Torsion of an ovary with underlying mass has been shown to have a better prognosis than torsion of an otherwise healthy ovary and postpubescent torsion is more likely than prepubescent torsion to be associated with an ovarian mass.51 Some suggest that diagnostic delay associated with prepubescent torsion, together with a less favorable prepubertal hormonal profile may make prepubescent torsion more susceptible to ovarian atrophy.51 Pediatric patients are found to have multiple twists in the adnexa in 43% of cases, indicating a high level of chronicity or recurrence of torsion. In that study, 22.7% of patients were found to have between 24 hours and four weeks of abdominal pain, and 44% had multiple discrete episodes of pain.44

Asynchronous bilateral torsion is a rare entity in children, having been reported only 30 times in the literature.52 History of prior torsion is a risk factor for subsequent ipsilateral or contralateral torsion, and some authors suggest that oophoropexy should be considered in all cases of pediatric torsion.53 The overall rate of recurrent torsion is 0.2% with no difference seen between ovarian preservation surgery and oophorectomy.54 The strongest indication for oophoropexy is a normal ovary on intraoperative inspection, as this suggests a long infundibulopelvic or tubo-ovarian ligament and significantly increased risk of recurrence.23

While some studies have shown a difference in management between pediatric surgery and between gynecology,4,47,55 a recent study suggests that there may not be a difference in the rates of oophoropexy, cystectomy, oophorectomy, and intra-operative time whether managed by pediatric surgery or by gynecology.56

Conclusion

Pediatric ovarian torsion is a surgical emergency that can occur at any age, and diagnostic delay can threaten viability of the ovary and fertility.

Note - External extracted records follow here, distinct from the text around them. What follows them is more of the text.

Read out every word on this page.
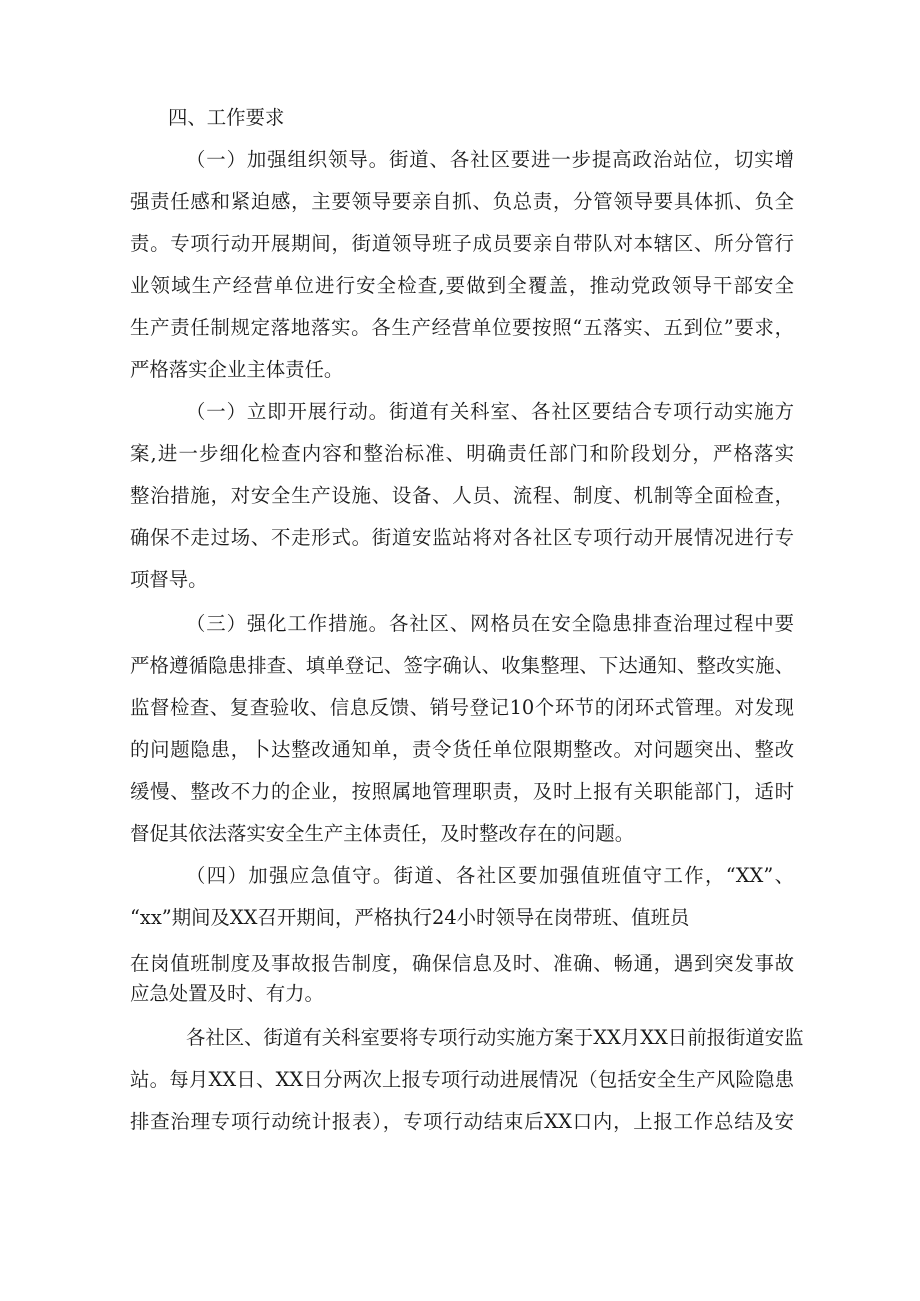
四、工作要求
（一）加强组织领导。街道、各社区要进一步提高政治站位，切实增
强责任感和紧迫感，主要领导要亲自抓、负总责，分管领导要具体抓、负全
责。专项行动开展期间，街道领导班子成员要亲自带队对本辖区、所分管行
业领域生产经营单位进行安全检查,要做到全覆盖，推动党政领导干部安全
生产责任制规定落地落实。各生产经营单位要按照“五落实、五到位”要求，
严格落实企业主体责任。
（一）立即开展行动。街道有关科室、各社区要结合专项行动实施方
案,进一步细化检查内容和整治标准、明确责任部门和阶段划分，严格落实
整治措施，对安全生产设施、设备、人员、流程、制度、机制等全面检查，
确保不走过场、不走形式。街道安监站将对各社区专项行动开展情况进行专
项督导。
（三）强化工作措施。各社区、网格员在安全隐患排查治理过程中要
严格遵循隐患排查、填单登记、签字确认、收集整理、下达通知、整改实施、
监督检查、复查验收、信息反馈、销号登记10个环节的闭环式管理。对发现
的问题隐患，卜达整改通知单，责令货任单位限期整改。对问题突出、整改
缓慢、整改不力的企业，按照属地管理职责，及时上报有关职能部门，适时
督促其依法落实安全生产主体责任，及时整改存在的问题。
（四）加强应急值守。街道、各社区要加强值班值守工作，“XX”、
“xx”期间及XX召开期间，严格执行24小时领导在岗带班、值班员
在岗值班制度及事故报告制度，确保信息及时、准确、畅通，遇到突发事故
应急处置及时、有力。
各社区、街道有关科室要将专项行动实施方案于XX月XX日前报街道安监
站。每月XX日、XX日分两次上报专项行动进展情况（包括安全生产风险隐患
排查治理专项行动统计报表），专项行动结束后XX口内，上报工作总结及安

Ovarian torsion may present with non-severe abdominal pain or with pain that is intermittent or subacute and therefore the physician must have a high index of suspicion for this diagnosis. POCUS is an invaluable tool that can assist the physician to assess the risk for adnexal torsion. Definitive diagnosis may be based on sonographic findings or may require advanced imaging. In contrast with adult-onset torsion, the incidence of ovarian malignancy causing torsion is exceedingly low and therefore surgical treatment aims for ovarian preservation in the majority of cases.